Project Coordinator: Juliana Santos Wahlgren
The migration setting has changed considerably over the last decades. In the context of South America and Europe, we have witnessed different trends of the migration flow: in the 70’s and the beginning of the 80’s
forced mobility was much linked to the political environment in Latin American countries such as Chile and Peru. As from the 90’s, the population movement was motivated by the cracks in the economies in the South and the desire for more financial stability in the countries of destination.
In this perspective, it is undeniable that migration also shaped interpersonal relations and the family cells. Although the origin of gender-biased violence is disassociated from race, class and any form of social status, past and existing policies and legal frameworks on immediate aid, social assistance and victims support do not
protect all womxn in the same way and do affect migrant womxn disproportionately. This can be a motivation to many migrant womxn to flee their abusive households and to return to their country of origin.
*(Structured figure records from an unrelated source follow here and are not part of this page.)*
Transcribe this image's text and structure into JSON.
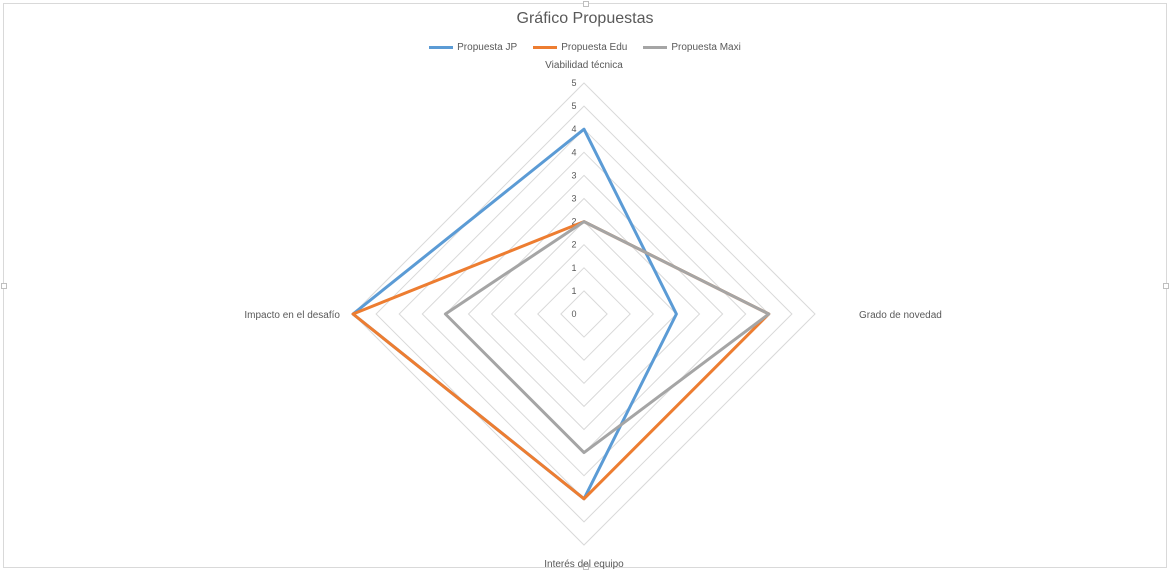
{
  "chart_data": {
    "type": "radar",
    "title": "Gráfico Propuestas",
    "categories": [
      "Viabilidad técnica",
      "Grado de novedad",
      "Interés del equipo",
      "Impacto en el desafío"
    ],
    "rlim": [
      0,
      5
    ],
    "ticks": [
      "0",
      "1",
      "1",
      "2",
      "2",
      "3",
      "3",
      "4",
      "4",
      "5",
      "5"
    ],
    "tick_values": [
      0,
      0.5,
      1,
      1.5,
      2,
      2.5,
      3,
      3.5,
      4,
      4.5,
      5
    ],
    "grid": true,
    "legend_position": "top",
    "series": [
      {
        "name": "Propuesta JP",
        "color": "#5b9bd5",
        "values": [
          4,
          2,
          4,
          5
        ]
      },
      {
        "name": "Propuesta Edu",
        "color": "#ed7d31",
        "values": [
          2,
          4,
          4,
          5
        ]
      },
      {
        "name": "Propuesta Maxi",
        "color": "#a5a5a5",
        "values": [
          2,
          4,
          3,
          3
        ]
      }
    ]
  }
}
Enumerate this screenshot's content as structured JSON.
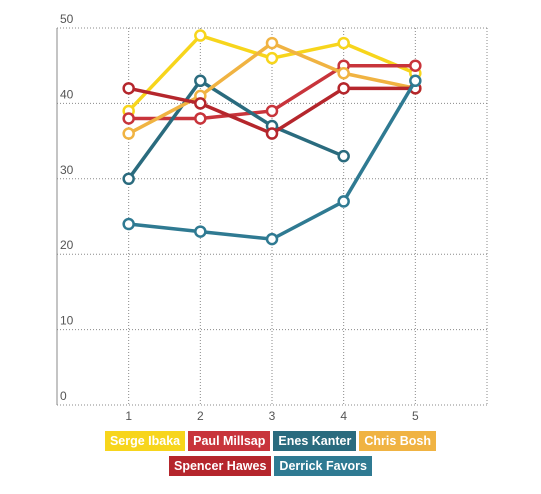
{
  "chart_data": {
    "type": "line",
    "x": [
      1,
      2,
      3,
      4,
      5
    ],
    "xlim": [
      0,
      6
    ],
    "ylim": [
      0,
      50
    ],
    "y_ticks": [
      0,
      10,
      20,
      30,
      40,
      50
    ],
    "x_ticks": [
      1,
      2,
      3,
      4,
      5
    ],
    "grid": true,
    "legend_position": "bottom",
    "series": [
      {
        "name": "Serge Ibaka",
        "color": "#f7d51c",
        "values": [
          39,
          49,
          46,
          48,
          44
        ]
      },
      {
        "name": "Paul Millsap",
        "color": "#c8343b",
        "values": [
          38,
          38,
          39,
          45,
          45
        ]
      },
      {
        "name": "Enes Kanter",
        "color": "#2a6b7e",
        "values": [
          30,
          43,
          37,
          33,
          null
        ]
      },
      {
        "name": "Chris Bosh",
        "color": "#f0b342",
        "values": [
          36,
          41,
          48,
          44,
          42
        ]
      },
      {
        "name": "Spencer Hawes",
        "color": "#b5262c",
        "values": [
          42,
          40,
          36,
          42,
          42
        ]
      },
      {
        "name": "Derrick Favors",
        "color": "#2f7a92",
        "values": [
          24,
          23,
          22,
          27,
          43
        ]
      }
    ]
  }
}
Due to an international agreement called the Protocol 28 of the Convention of Hague, migrant women with children are forbidden to seek help and support in other countries than the one of the residence of their infants. All custody and other rights disputes should be settled where the child lives. However, there is an exemption to the rule: the grave risk of harm. This exception could be applied in the situation of physical and psychological abuses – so present in the cases of domestic violence. Nevertheless, most of the national policies and court decisions disregard the need to secure immediate protection to the victims and favor returning the children to their habitual residence.
Our campaign is designed to raise awareness to mothers’ victims of domestic abuse about the risk and threats of this international convention and to prevent that many of them could be distanced from their children and further criminalized by their desperate actions.
Revibra used a video and a cartoon as tools for this campaign. The cartoon is currently available in PT. The EN version of the cartoon will be available in the upcoming weeks.
Revibra Europe is a European Support Network of legal experts and psychologists to Brazilian and Latino womxn victims of gender-biased violence and domestic abuse. The organisation was set up in Belgium in 2012 by a group of feminists with a mission to provide legal aid and social assistance to the community and to achieve gender equality to migrant womxn based in the European Union.
We are working to combat structural, individual and systemic discrimination in the field of gender-biased violence and anti-migrant racism. We advocate for a review of the international mechanisms on child custody (Protocol 28 of the Hague Convention) and for the end of the criminalisation of migrant mothers in this process.
Revibra Europe’s drive is to use Advocacy, Research and Campaign to raise awareness about the disproportionate impact of gender-biased violence towards migrant womxn and to address the need of an intersectional approach in migration and gender policies and legal frameworks.